J Biomech. 2023 Aug;157:111714. doi: 10.1016/j.jbiomech.2023.111714. Epub 2023 Jul 4.
2
Estimation of the External Knee Adduction Moment during Gait Using an Inertial Measurement Unit in Patients with Knee Osteoarthritis.基于惯性测量单元的膝关节骨关节炎患者步态时外展力矩的估算。

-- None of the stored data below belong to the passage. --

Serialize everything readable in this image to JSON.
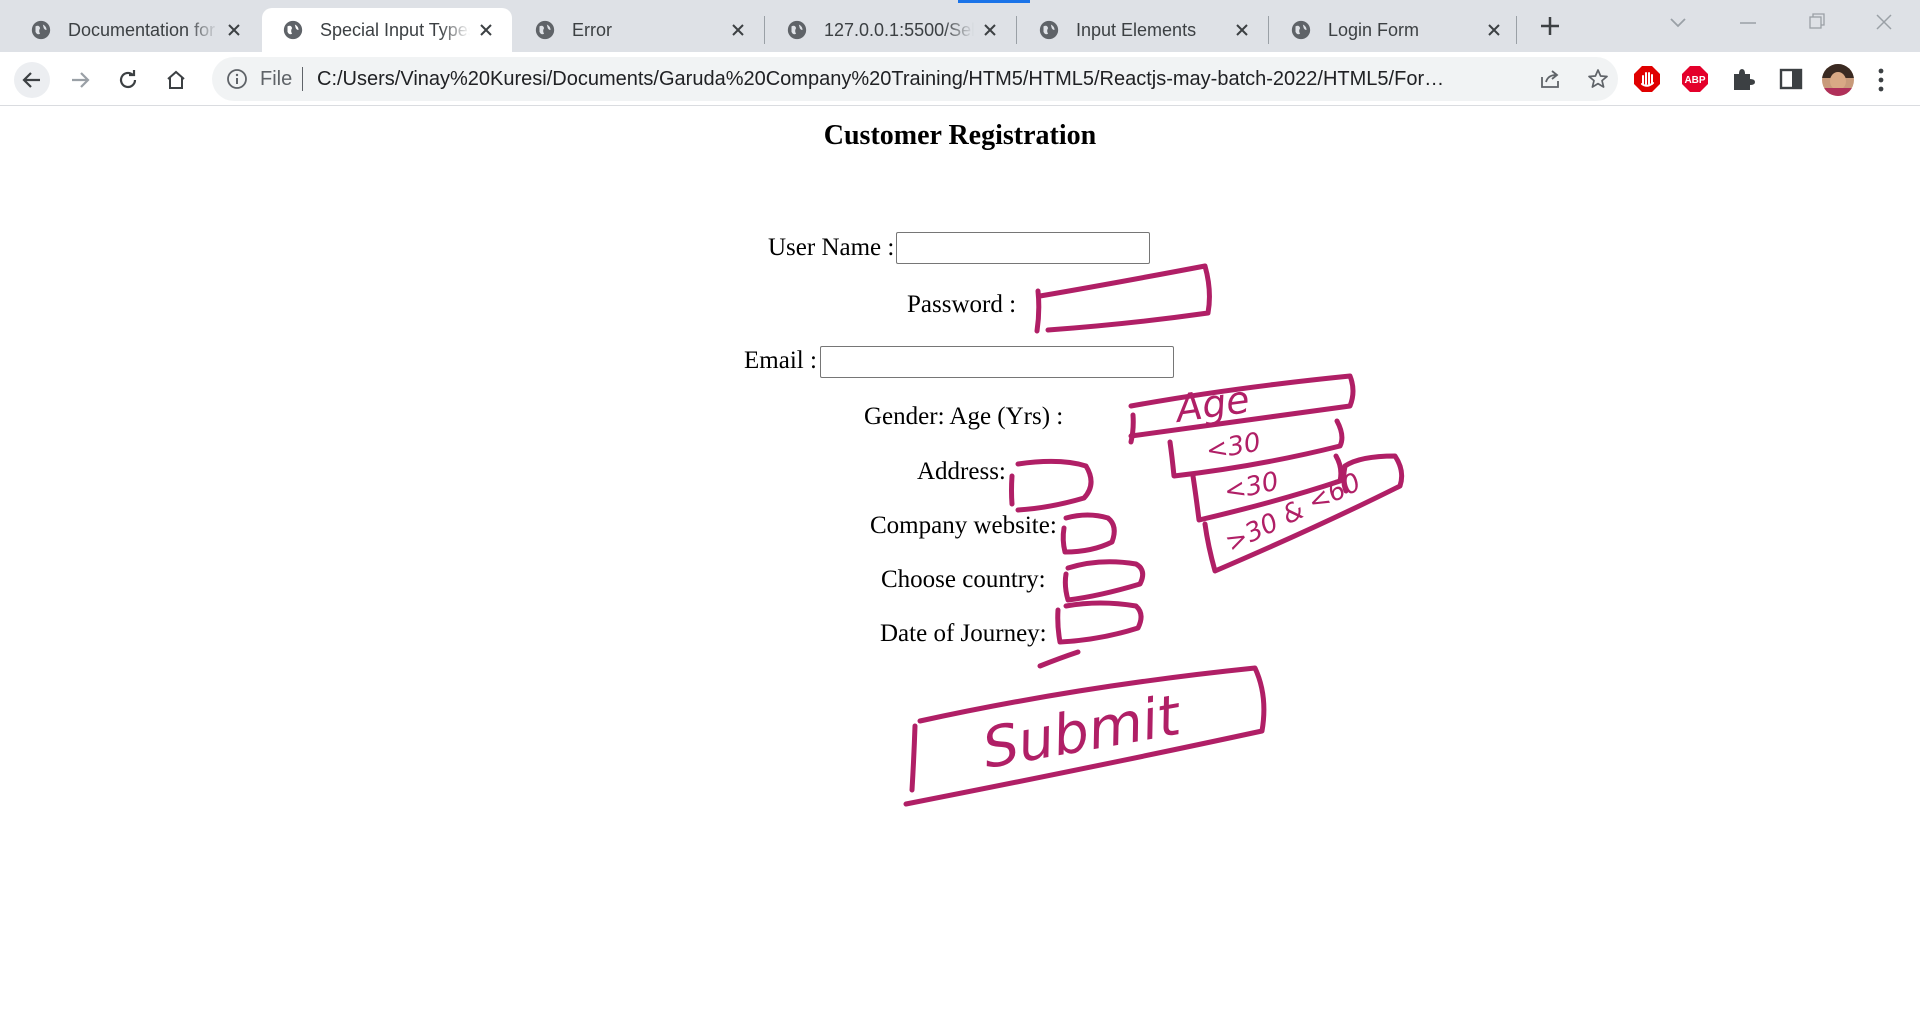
{
  "browser": {
    "tabs": [
      {
        "title": "Documentation for",
        "active": false
      },
      {
        "title": "Special Input Types",
        "active": true
      },
      {
        "title": "Error",
        "active": false
      },
      {
        "title": "127.0.0.1:5500/Sele",
        "active": false
      },
      {
        "title": "Input Elements",
        "active": false
      },
      {
        "title": "Login Form",
        "active": false
      }
    ],
    "address": {
      "scheme": "File",
      "url": "C:/Users/Vinay%20Kuresi/Documents/Garuda%20Company%20Training/HTM5/HTML5/Reactjs-may-batch-2022/HTML5/Forms..."
    },
    "extensions": {
      "abp_label": "ABP"
    }
  },
  "form": {
    "heading": "Customer Registration",
    "username_label": "User Name :",
    "username_value": "",
    "password_label": "Password :",
    "email_label": "Email :",
    "email_value": "",
    "gender_age_label": "Gender: Age (Yrs) :",
    "address_label": "Address:",
    "website_label": "Company website:",
    "country_label": "Choose country:",
    "journey_label": "Date of Journey:"
  },
  "annotations": {
    "age_select": "Age",
    "age_option_1": "<30",
    "age_option_2": "<30",
    "age_option_3": ">30 & <60",
    "submit": "Submit"
  },
  "colors": {
    "ink": "#b01f66",
    "tab_indicator": "#1a73e8",
    "tabstrip": "#dee1e6"
  }
}
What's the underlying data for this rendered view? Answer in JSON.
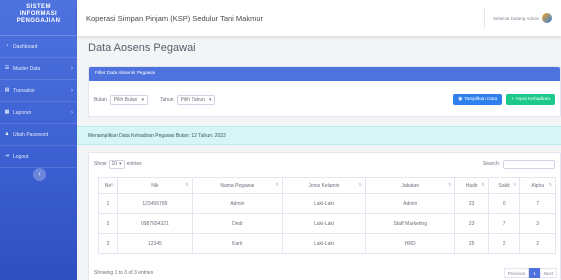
{
  "sidebar": {
    "brand": [
      "SISTEM",
      "INFORMASI",
      "PENGGAJIAN"
    ],
    "items": [
      {
        "label": "Dashboard",
        "icon": "dashboard-icon",
        "has_children": false
      },
      {
        "label": "Master Data",
        "icon": "database-icon",
        "has_children": true
      },
      {
        "label": "Transaksi",
        "icon": "transaction-icon",
        "has_children": true
      },
      {
        "label": "Laporan",
        "icon": "report-icon",
        "has_children": true
      },
      {
        "label": "Ubah Password",
        "icon": "lock-icon",
        "has_children": false
      },
      {
        "label": "Logout",
        "icon": "logout-icon",
        "has_children": false
      }
    ],
    "toggle_icon": "chevron-left-icon"
  },
  "topbar": {
    "title": "Koperasi Simpan Pinjam (KSP) Sedulur Tani Makmur",
    "user": "Selamat Datang Admin"
  },
  "page": {
    "title": "Data Aosens Pegawai"
  },
  "filter": {
    "header": "Filter Data Absensi Pegawai",
    "month_label": "Bulan",
    "month_value": "Pilih Bulan",
    "year_label": "Tahun",
    "year_value": "Pilih Tahun",
    "show_button": "Tampilkan Data",
    "add_button": "Input Kehadiran"
  },
  "notice": "Menampilkan Data Kehadiran Pegawai Bulan: 12 Tahun: 2023",
  "table": {
    "show_label": "Show",
    "entries_value": "10",
    "entries_label": "entries",
    "search_label": "Search:",
    "columns": [
      "No",
      "Nik",
      "Nama Pegawai",
      "Jenis Kelamin",
      "Jabatan",
      "Hadir",
      "Sakit",
      "Alpha"
    ],
    "rows": [
      [
        "1",
        "123456789",
        "Admin",
        "Laki-Laki",
        "Admin",
        "23",
        "0",
        "7"
      ],
      [
        "2",
        "0987654321",
        "Dedi",
        "Laki-Laki",
        "Staff Marketing",
        "23",
        "7",
        "3"
      ],
      [
        "3",
        "12345",
        "Karti",
        "Laki-Laki",
        "HRD",
        "25",
        "2",
        "2"
      ]
    ],
    "info": "Showing 1 to 3 of 3 entries",
    "prev": "Previous",
    "page": "1",
    "next": "Next"
  }
}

Sensors (Basel). 2021 Feb 18;21(4):1418. doi: 10.3390/s21041418.
3
Side to side kinematic gait differences within patients and spatiotemporal and kinematic gait differences between patients with severe knee osteoarthritis and controls measured with inertial sensors.使用惯性传感器测量严重膝关节骨关节炎患者与对照组患者之间的侧向运动学步态差异和时空步态差异。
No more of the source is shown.